The figure below illustrates a user interface suitable for displaying search results. On the right side of the display screen is a color picker consistent with the one shown above. In this example, query colors are, as indicated, 21% red and 79% wildcard (displayed in the chequered neutral background pattern). Best matching images identified within a collection are presented to the user as uneven tiles in a rectangular grid at the left of the display screen.

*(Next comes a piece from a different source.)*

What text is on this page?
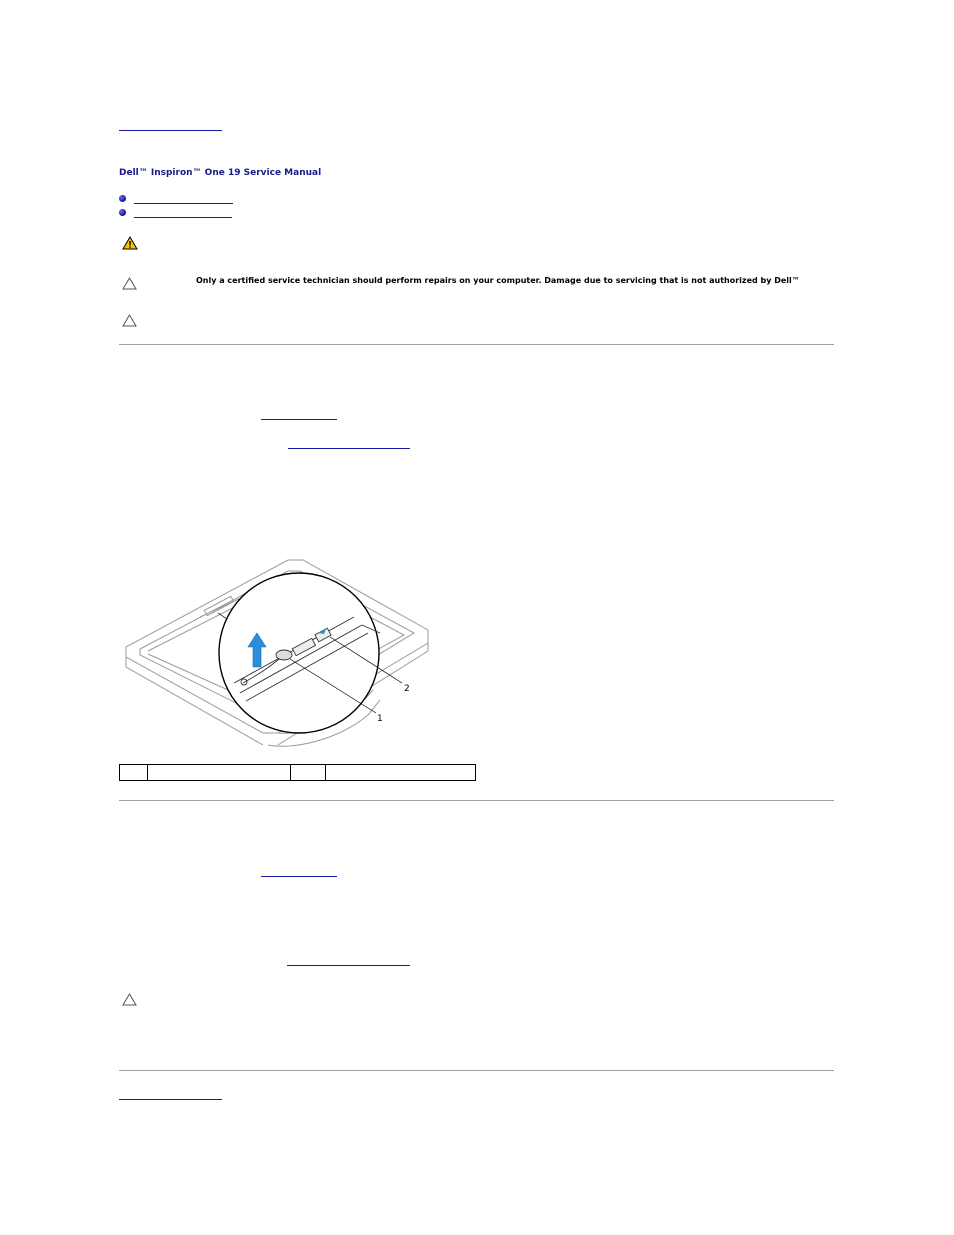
Dell™ Inspiron™ One 19 Service Manual
Only a certified service technician should perform repairs on your computer. Damage due to servicing that is not authorized by Dell™
1
2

Another example below illustrates the same user interface, wherein the query colors are 47% orange and 53% wildcard.

Request examples¶
Colors (with a wildcard color)¶
curl https://multicolorengine.tineye.com/<company>/rest/color_search/ \
-F "colors[0]=E7402D" \
-F "colors[1]=7FC1D9" \
-F "colors[2]=wildcard" \
-F "weights[0]=30" \
-F "weights[1]=30" \
-F "weights[2]=40"
curl https://multicolorengine.tineye.com/<company>/rest/color_search/ \
-F "colors[0]=162,96,149" \
-F "colors[1]=232,75,110" \
-F "colors[2]=wildcard" \
-F "colors[3]=61AA54" \
-F "colors[4]=F6D727" \
-F "weights[0]=20" \
-F "weights[1]=20" \
-F "weights[2]=30" \
-F "weights[3]=15" \
-F "weights[4]=15"
Colors (with a wildcard color and bad weights)¶
curl https://multicolorengine.tineye.com/<company>/rest/color_search/ \
-F "colors[0]=BA9B7B" \
-F "colors[2]=wildcard" \
-F "weights[0]=50" \
-F "weights[2]=60"
Response examples¶
An error message will be returned if the sum of weights is greater than 100%.
JSON¶
{
"status": "fail",
"error": [
"Weights cannot add up to less than 0 or more than 100."
],
"method": "color_search",
"result": []
}
XML¶
<?xml version="1.0" encoding="utf-8"?>
<data>
<status>fail</status>
<error>
<item>Weights cannot add up to less than 0 or more than 100.</item>
</error>
<method>color_search</method>
<result/>
</data>
If the sum of weights is less than 100% then the color search will be performed, however, all weights will be scaled up proportionally during the search so their sum is 100%. For example, if two query colors are used (one of them may or may not be the wildcard color) and the provided weights are 20% and 30%, then the actual weights used during the search will be 40% and 60%.